The cloud computing giant reported an "underlying power issue" that affected some instances in its US-EAST-1 availability zone. Amazon has 4 availability zones in the US, two on the east coast and two on the west.
The outage was irksome to users, but many gave Amazon points for better disclosure and fast response on the issue. Independent cloud monitoring services accurately reported the issue, a sign that public cloud services are gaining more traction.
CloudClimate.com, a site started by German software firm Paessler showed detailed timelines for the bobble, and networking monitoring firm Apparent Networks measured the outage more accurately than Amazon disclosed from multiple locations across the country at 44 minutes and 42 or 44 seconds, depending on location.

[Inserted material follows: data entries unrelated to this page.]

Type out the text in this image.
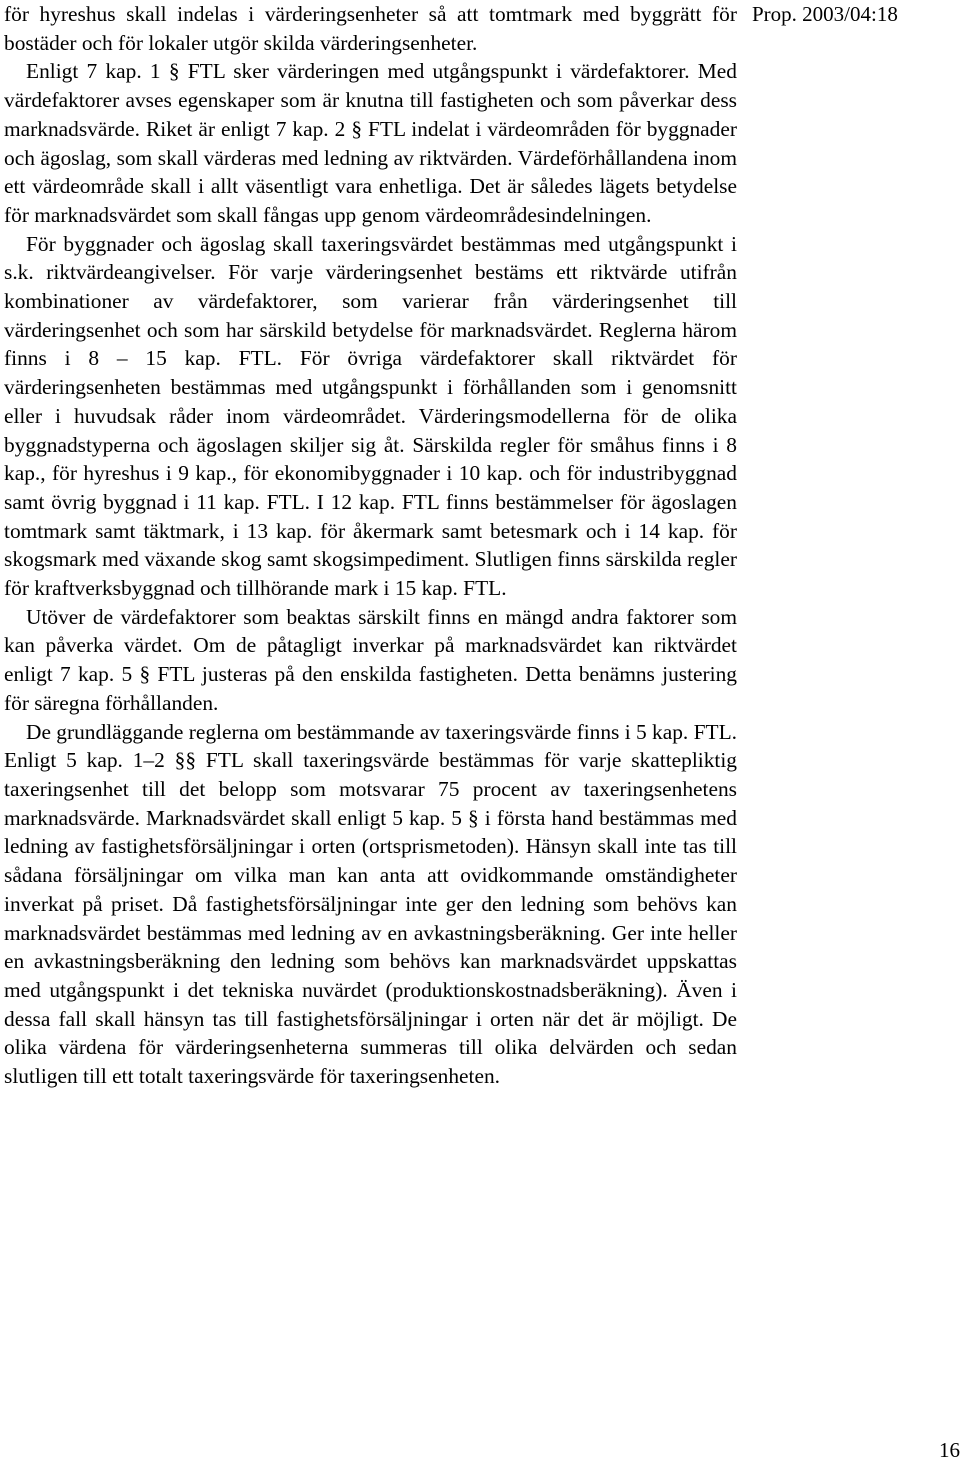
Prop. 2003/04:18

för hyreshus skall indelas i värderingsenheter så att tomtmark med byggrätt för bostäder och för lokaler utgör skilda värderingsenheter.

Enligt 7 kap. 1 § FTL sker värderingen med utgångspunkt i värdefaktorer. Med värdefaktorer avses egenskaper som är knutna till fastigheten och som påverkar dess marknadsvärde. Riket är enligt 7 kap. 2 § FTL indelat i värdeområden för byggnader och ägoslag, som skall värderas med ledning av riktvärden. Värdeförhållandena inom ett värdeområde skall i allt väsentligt vara enhetliga. Det är således lägets betydelse för marknadsvärdet som skall fångas upp genom värdeområdesindelningen.

För byggnader och ägoslag skall taxeringsvärdet bestämmas med utgångspunkt i s.k. riktvärdeangivelser. För varje värderingsenhet bestäms ett riktvärde utifrån kombinationer av värdefaktorer, som varierar från värderingsenhet till värderingsenhet och som har särskild betydelse för marknadsvärdet. Reglerna härom finns i 8 – 15 kap. FTL. För övriga värdefaktorer skall riktvärdet för värderingsenheten bestämmas med utgångspunkt i förhållanden som i genomsnitt eller i huvudsak råder inom värdeområdet. Värderingsmodellerna för de olika byggnadstyperna och ägoslagen skiljer sig åt. Särskilda regler för småhus finns i 8 kap., för hyreshus i 9 kap., för ekonomibyggnader i 10 kap. och för industribyggnad samt övrig byggnad i 11 kap. FTL. I 12 kap. FTL finns bestämmelser för ägoslagen tomtmark samt täktmark, i 13 kap. för åkermark samt betesmark och i 14 kap. för skogsmark med växande skog samt skogsimpediment. Slutligen finns särskilda regler för kraftverksbyggnad och tillhörande mark i 15 kap. FTL.

Utöver de värdefaktorer som beaktas särskilt finns en mängd andra faktorer som kan påverka värdet. Om de påtagligt inverkar på marknadsvärdet kan riktvärdet enligt 7 kap. 5 § FTL justeras på den enskilda fastigheten. Detta benämns justering för säregna förhållanden.

De grundläggande reglerna om bestämmande av taxeringsvärde finns i 5 kap. FTL. Enligt 5 kap. 1–2 §§ FTL skall taxeringsvärde bestämmas för varje skattepliktig taxeringsenhet till det belopp som motsvarar 75 procent av taxeringsenhetens marknadsvärde. Marknadsvärdet skall enligt 5 kap. 5 § i första hand bestämmas med ledning av fastighetsförsäljningar i orten (ortsprismetoden). Hänsyn skall inte tas till sådana försäljningar om vilka man kan anta att ovidkommande omständigheter inverkat på priset. Då fastighetsförsäljningar inte ger den ledning som behövs kan marknadsvärdet bestämmas med ledning av en avkastningsberäkning. Ger inte heller en avkastningsberäkning den ledning som behövs kan marknadsvärdet uppskattas med utgångspunkt i det tekniska nuvärdet (produktionskostnadsberäkning). Även i dessa fall skall hänsyn tas till fastighetsförsäljningar i orten när det är möjligt. De olika värdena för värderingsenheterna summeras till olika delvärden och sedan slutligen till ett totalt taxeringsvärde för taxeringsenheten.

16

""It shows up like a big hole" said Apparent's president, Jim Melvin. Apparent runs its own real-time 'Cloud Provider Scorecard' for the public. He said that his firm was an AWS user as well as providing monitoring software to customers for just this kind of occurrence. He said that an outage like this happens once in a while, but it was going to happen to everyone.

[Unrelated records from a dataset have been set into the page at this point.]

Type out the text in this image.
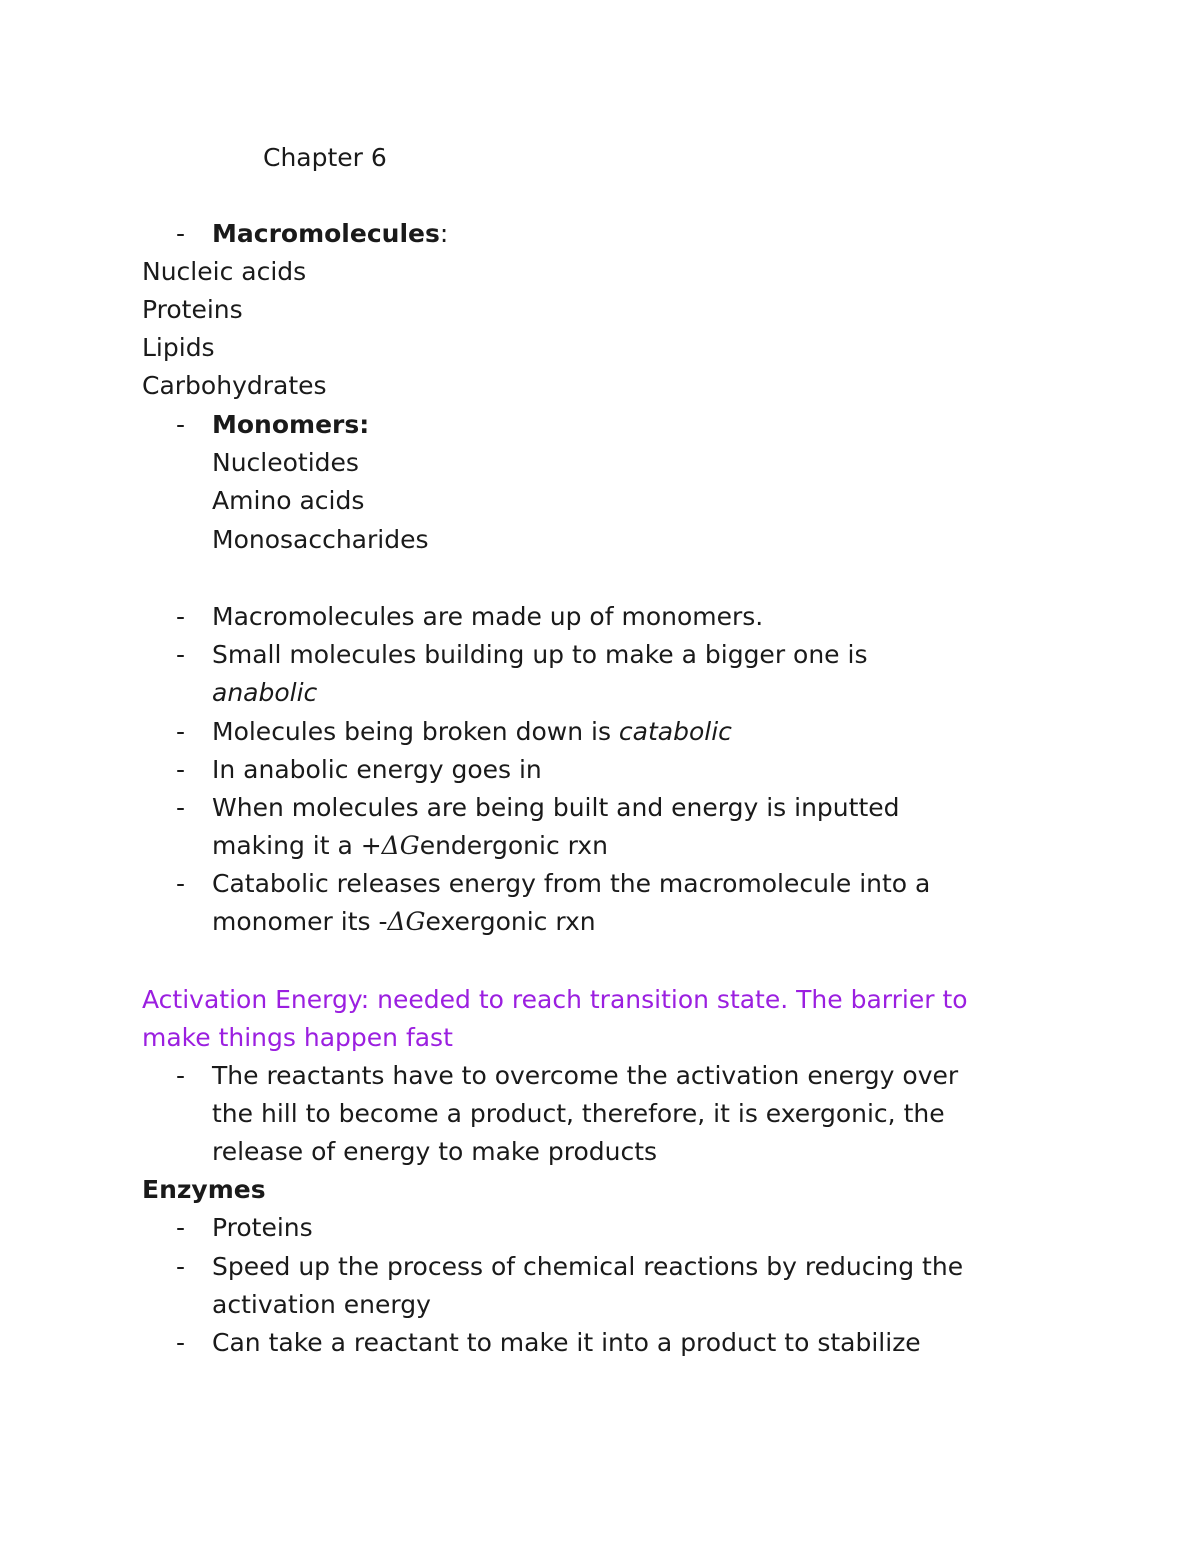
Chapter 6
- Macromolecules:
Nucleic acids
Proteins
Lipids
Carbohydrates
- Monomers:
Nucleotides
Amino acids
Monosaccharides
- Macromolecules are made up of monomers.
- Small molecules building up to make a bigger one is
anabolic
- Molecules being broken down is catabolic
- In anabolic energy goes in
- When molecules are being built and energy is inputted
making it a +ΔGendergonic rxn
- Catabolic releases energy from the macromolecule into a
monomer its -ΔGexergonic rxn
Activation Energy: needed to reach transition state. The barrier to
make things happen fast
- The reactants have to overcome the activation energy over
the hill to become a product, therefore, it is exergonic, the
release of energy to make products
Enzymes
- Proteins
- Speed up the process of chemical reactions by reducing the
activation energy
- Can take a reactant to make it into a product to stabilize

"Overall [AWS] did great—excepting that they had an outage—but they were really responsive, really fast," said Melvin. He said it's just part of the shift into cloud. He said his customers were using Amazon and Rackspace and their own hardware so much more interchangeably that there were more possible failures. He pointed out that interrupted internet access was a far more common problem than Amazon's service going down and likened the transition to when enterprises began to move from frame relay connections to internet-based connectivity between sites.
"The enterprise is entirely dependent on the relatively unpredictable nature of the internet," he said, but they've learned to roll with the punches when there are major outages. They'll do the same with cloud computing, said Melvin, partly by using tools like his and partly by learning to allow for a little more unpredictabilityin their 'virtual server rooms' in the cloud.
"It's that very dynamic nature that makes it so resilient, but also unpredictable" he said. Amazon did not confirm that the Dec 8 storm was the cause of the outage by press time, but the company's northern Virginia data center suffered a similar outage in July when it was struck by lightning.